Temps de lecture : 9 minutes

Il est de ces rencontres durant un voyage qui vous procurent une émotion intense, une rencontre bercée par la main du destin qui place sur votre chemin des individus qui vous marqueront votre vie durant. Mais, il existe parfois des expériences magiques qui vous changent à jamais. C’est le cas de cette rencontre avec les Indiens Embera que Ludovic nous raconte. Pourtant, il a parcouru le monde entier, Ludovic ! Mais cet instant magique, coupé de tout et de tout le monde, au bord d’une des plus belles plages du monde, reste sans aucun doute l’un de ses plus beaux souvenirs ! Vous n’aurez pas de mal à plonger avec lui dans cette histoire unique ! Allez, c’est parti …

Peuple indigène du Panama, un pays d’Amérique centrale ayant pour voisins le Costa Rica et la Colombie, les Indiens Embera font partie de l’un des 7 groupes ethniques encore présents sur le territoire avec : les Kunas, les Wounaan, les Ngobe, les Bugles, les Teribes et les Bris-Bris. Originaires de l’extrême Est du pays, à la frontière avec la Colombie, dans la région du Darien, les Indiens Embera ont quitté en partie les terres de leurs ancêtres. Leur but : fuir une zone forestière qui a longtemps été un terreau d’adoption pour les Farcs, ces Forces armées révolutionnaires de Colombie. Aujourd’hui, une partie des indiens Embera ont élu domicile sur les rives du Rio Gatun, un fleuve du centre du pays, situé au cœur de la Nationale 3 qui relie Colon à Panama City. C’est là, que je vous emmène avec moi !

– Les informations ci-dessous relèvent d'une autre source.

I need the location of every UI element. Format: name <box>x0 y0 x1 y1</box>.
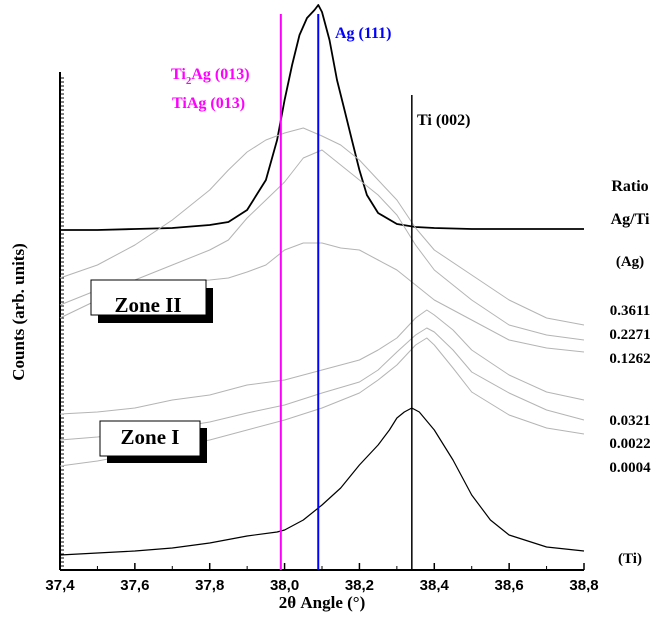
series-label: 0.0321 <box>609 413 650 429</box>
x-tick-label: 38,8 <box>569 577 598 594</box>
ref-label-tiag: TiAg (013) <box>172 95 245 112</box>
x-tick-label: 38,4 <box>420 577 450 594</box>
series-line-4 <box>59 309 585 415</box>
x-tick-label: 37,4 <box>45 577 75 594</box>
x-tick-label: 37,8 <box>195 577 224 594</box>
x-tick-label: 37,6 <box>120 577 149 594</box>
ti2ag-rest: Ag (013) <box>191 66 249 83</box>
x-tick-label: 38,2 <box>345 577 374 594</box>
x-tick-labels: 37,4 37,6 37,8 38,0 38,2 38,4 38,6 38,8 <box>45 577 598 594</box>
ref-label-ti2ag: Ti2Ag (013) <box>171 66 250 87</box>
ref-label-ti002: Ti (002) <box>417 112 470 129</box>
zone-ii-box: Zone II <box>90 279 213 323</box>
zone-ii-label: Zone II <box>114 293 181 317</box>
series-label: (Ag) <box>616 254 644 270</box>
ref-label-ag111: Ag (111) <box>335 25 391 42</box>
series-label: 0.2271 <box>609 327 650 343</box>
series-line-1 <box>59 127 585 326</box>
x-tick-label: 38,6 <box>495 577 524 594</box>
y-axis-title: Counts (arb. units) <box>9 243 28 380</box>
x-axis-title: 2θ Angle (°) <box>279 593 366 612</box>
x-tick-label: 38,0 <box>270 577 299 594</box>
reference-lines <box>279 14 413 570</box>
series-labels: (Ag) 0.3611 0.2271 0.1262 0.0321 0.0022 0.0004… <box>609 254 651 567</box>
zone-i-label: Zone I <box>121 425 180 449</box>
x-ticks <box>59 563 585 570</box>
series-label: 0.0022 <box>609 436 650 452</box>
legend-title-line2: Ag/Ti <box>611 211 650 228</box>
ti2ag-sub: 2 <box>186 75 192 87</box>
series-label: 0.0004 <box>609 460 651 476</box>
y-minor-ticks <box>60 77 64 567</box>
series-label: 0.1262 <box>609 351 650 367</box>
series-label: (Ti) <box>618 551 642 567</box>
series-line-2 <box>59 149 585 341</box>
ti2ag-main: Ti <box>171 66 186 83</box>
legend-title-line1: Ratio <box>611 178 648 195</box>
series-label: 0.3611 <box>610 303 650 319</box>
series-line-7 <box>59 407 585 556</box>
series-line-0 <box>60 4 584 231</box>
zone-i-box: Zone I <box>99 420 207 463</box>
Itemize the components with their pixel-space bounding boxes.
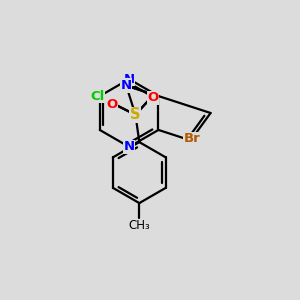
- Text: O: O: [148, 92, 159, 104]
- Text: N: N: [124, 73, 135, 85]
- Text: Br: Br: [184, 132, 201, 146]
- Text: Cl: Cl: [90, 90, 105, 103]
- Text: S: S: [130, 107, 141, 122]
- Text: N: N: [121, 79, 132, 92]
- Text: N: N: [124, 140, 135, 153]
- Text: O: O: [106, 98, 117, 111]
- Text: CH₃: CH₃: [128, 219, 150, 232]
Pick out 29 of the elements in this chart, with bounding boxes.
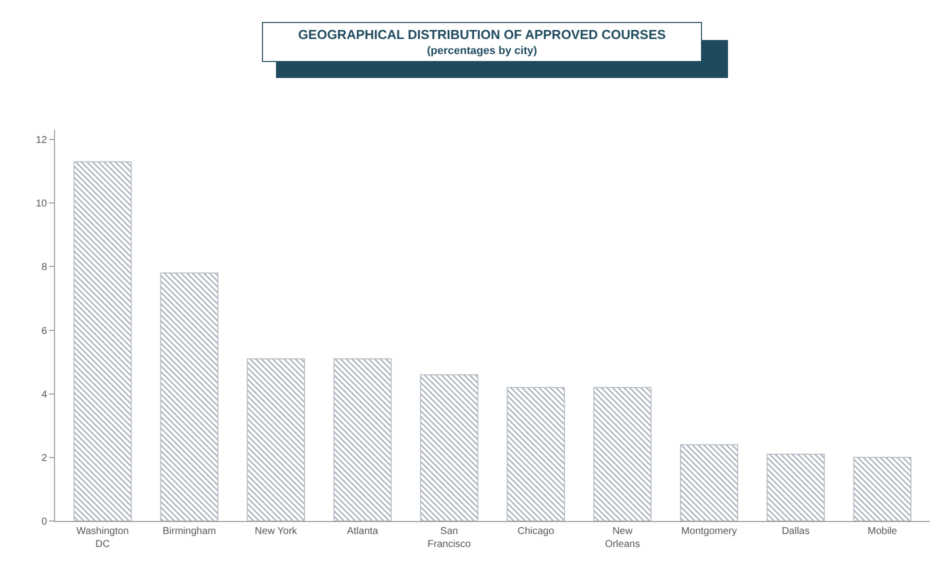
chart-subtitle: (percentages by city): [426, 45, 538, 57]
bar: [160, 272, 218, 521]
x-tick-label: San Francisco: [428, 526, 472, 550]
x-tick-label: Mobile: [868, 526, 898, 537]
y-tick-label: 6: [41, 326, 48, 337]
x-tick-label: New Orleans: [604, 526, 640, 550]
x-tick-label: Birmingham: [162, 526, 216, 537]
bar: [333, 358, 392, 521]
y-tick-label: 12: [36, 135, 48, 146]
chart-title: GEOGRAPHICAL DISTRIBUTION OF APPROVED COURSES: [297, 27, 667, 42]
x-tick-label: New York: [254, 526, 298, 537]
x-tick-label: Dallas: [782, 526, 810, 537]
y-tick-label: 4: [41, 389, 48, 400]
y-tick-label: 0: [41, 516, 48, 528]
y-tick-label: 2: [41, 452, 48, 464]
x-tick-label: Washington DC: [76, 526, 129, 550]
bar: [74, 161, 132, 521]
bar: [680, 444, 738, 521]
y-tick-label: 10: [36, 198, 48, 210]
bar: [853, 456, 912, 521]
y-tick-label: 8: [41, 262, 48, 274]
x-tick-label: Montgomery: [681, 526, 737, 537]
bar: [246, 358, 305, 521]
bar: [766, 454, 825, 521]
x-tick-label: Chicago: [517, 526, 555, 537]
x-tick-label: Atlanta: [346, 526, 379, 537]
bar: [506, 386, 565, 521]
bar: [420, 374, 478, 521]
bar: [593, 386, 652, 521]
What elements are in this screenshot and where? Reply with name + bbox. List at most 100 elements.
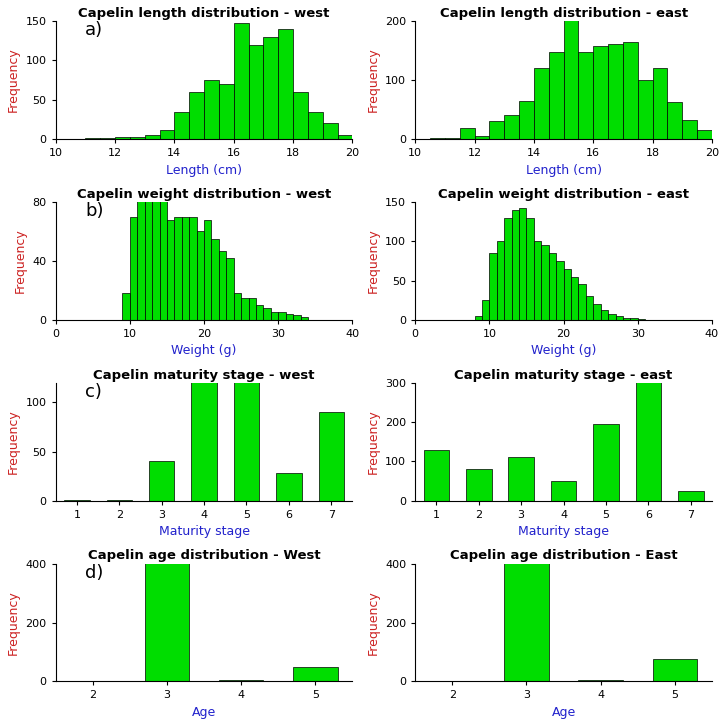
Bar [219,250,227,320]
Title: Capelin length distribution - west: Capelin length distribution - west [78,7,330,20]
Bar [144,558,189,682]
Title: Capelin age distribution - East: Capelin age distribution - East [450,550,677,563]
Text: d): d) [86,563,104,582]
Bar [130,137,144,139]
Bar [667,102,682,139]
Bar [204,80,219,139]
Bar [563,269,571,320]
Bar [278,29,293,139]
Bar [579,680,623,682]
Bar [278,312,286,320]
Bar [167,219,174,320]
Bar [623,42,637,139]
Title: Capelin age distribution - West: Capelin age distribution - West [88,550,320,563]
Bar [130,216,137,320]
Bar [264,308,271,320]
Bar [489,121,505,139]
Bar [682,121,697,139]
Bar [219,84,234,139]
Bar [152,186,160,320]
Bar [86,138,100,139]
Bar [276,473,301,501]
Bar [593,304,600,320]
Bar [505,218,512,320]
Bar [115,137,130,139]
Bar [497,241,505,320]
Bar [271,312,278,320]
X-axis label: Weight (g): Weight (g) [171,344,237,357]
Bar [64,499,89,501]
X-axis label: Maturity stage: Maturity stage [518,525,609,538]
Bar [197,232,204,320]
Bar [653,659,697,682]
Bar [697,130,712,139]
Bar [144,199,152,320]
Text: c): c) [86,383,102,401]
Bar [526,218,534,320]
Text: b): b) [86,202,104,220]
Bar [293,666,338,682]
Bar [174,112,189,139]
Title: Capelin maturity stage - west: Capelin maturity stage - west [94,369,315,382]
Bar [534,68,549,139]
Bar [174,216,182,320]
Bar [460,129,475,139]
Bar [579,52,593,139]
Bar [549,52,563,139]
Bar [608,44,623,139]
Bar [466,469,492,501]
Y-axis label: Frequency: Frequency [367,48,380,113]
Bar [189,216,197,320]
X-axis label: Length (cm): Length (cm) [166,163,242,176]
Bar [600,311,608,320]
Bar [293,92,308,139]
Bar [338,135,352,139]
Bar [505,559,549,682]
Bar [608,314,616,320]
Bar [424,449,449,501]
Bar [616,316,623,320]
Bar [256,305,264,320]
Bar [264,37,278,139]
Bar [204,219,211,320]
Bar [551,481,576,501]
Bar [653,68,667,139]
Bar [542,245,549,320]
Y-axis label: Frequency: Frequency [7,590,20,655]
Bar [234,293,241,320]
Bar [534,241,542,320]
Bar [475,316,482,320]
Bar [211,239,219,320]
Bar [549,253,556,320]
Bar [571,277,579,320]
Bar [149,461,174,501]
Y-axis label: Frequency: Frequency [7,409,20,474]
Bar [160,130,174,139]
Y-axis label: Frequency: Frequency [7,48,20,113]
Bar [137,186,144,320]
Y-axis label: Frequency: Frequency [367,590,380,655]
Bar [189,92,204,139]
Y-axis label: Frequency: Frequency [14,229,27,293]
Bar [123,293,130,320]
Bar [508,457,534,501]
Bar [678,491,703,501]
Title: Capelin weight distribution - west: Capelin weight distribution - west [77,188,331,201]
Title: Capelin length distribution - east: Capelin length distribution - east [439,7,688,20]
Bar [430,138,445,139]
Bar [519,208,526,320]
Bar [637,80,653,139]
Bar [579,285,586,320]
Bar [519,101,534,139]
X-axis label: Length (cm): Length (cm) [526,163,602,176]
Bar [637,319,645,320]
Title: Capelin weight distribution - east: Capelin weight distribution - east [438,188,689,201]
Bar [556,261,563,320]
Bar [107,499,132,501]
Text: a): a) [86,21,104,39]
Bar [308,112,323,139]
Bar [192,373,217,501]
Y-axis label: Frequency: Frequency [367,409,380,474]
Bar [227,258,234,320]
Bar [323,123,338,139]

Le transport et la rencontre

Pirogue des indiens au panama

La pirogue fend le Rio Gatún. Les cheveux dans le vent, je me laisse bercer par cette forme de transport entre le moderne et le traditionnel. Le bois de l’embarcation nous permet d’être, mes deux enfants, ma femme et moi-même, au cœur d’une nature sauvage. L’Indien qui tient la barre se presse pour être de retour au village avant la tombée de la nuit. Il se trouve à moins de deux heures de pirogue, bien en-dessous des cinq heures qui étaient nécessaires avant d’ajouter à l’embarcation un moteur quatre temps récent Mercury de six chevaux. « Nous sommes Indiens, pas des sauvages ! » s’amusera-t-il à me répéter à plusieurs reprises durant notre immersion dans le village, le tout dans un anglais approximatif mais teinté de bonne volonté et un grand sourire communicatif. Nous pénétrons après une 1 h 30 de trajet sur un lac où notre capitaine s’amuse à effectuer avec l’embarcation des trajectoires curvilignes en nous faisant découvrir l’étendue aquatique qui se dresse devant nous. Le piroguier rejoint ensuite un petit cours d’eau se repérant grâce à un petit panneau sur lequel est inscrit : « Emberá Quera Panama Canal village ». Ça y est, on y est !

La découverte du village

Village des indiens au Panama

Une fois la pirogue amarrée, nous nous engageons sur un petit pont de bois qui ne tient plus guère…que par un grand mystère et deux piquets de bois. Nous n’avons même pas le temps de toucher l’herbe que tous les habitants du village viennent à notre rencontre afin de nous saluer avec un grand sourire. Nous sommes ensuite emmenés dans la hutte centrale ouverte sur l’extérieur où nous sommes invités à nous asseoir. Le village est un véritable havre de paix. Les maisons en bois sont construites sur plusieurs niveaux avec, en contrebas, ce square dans lequel nous nous trouvons et dans lequel, nous pouvons enfin nous détendre et nous reposer de ce long trajet.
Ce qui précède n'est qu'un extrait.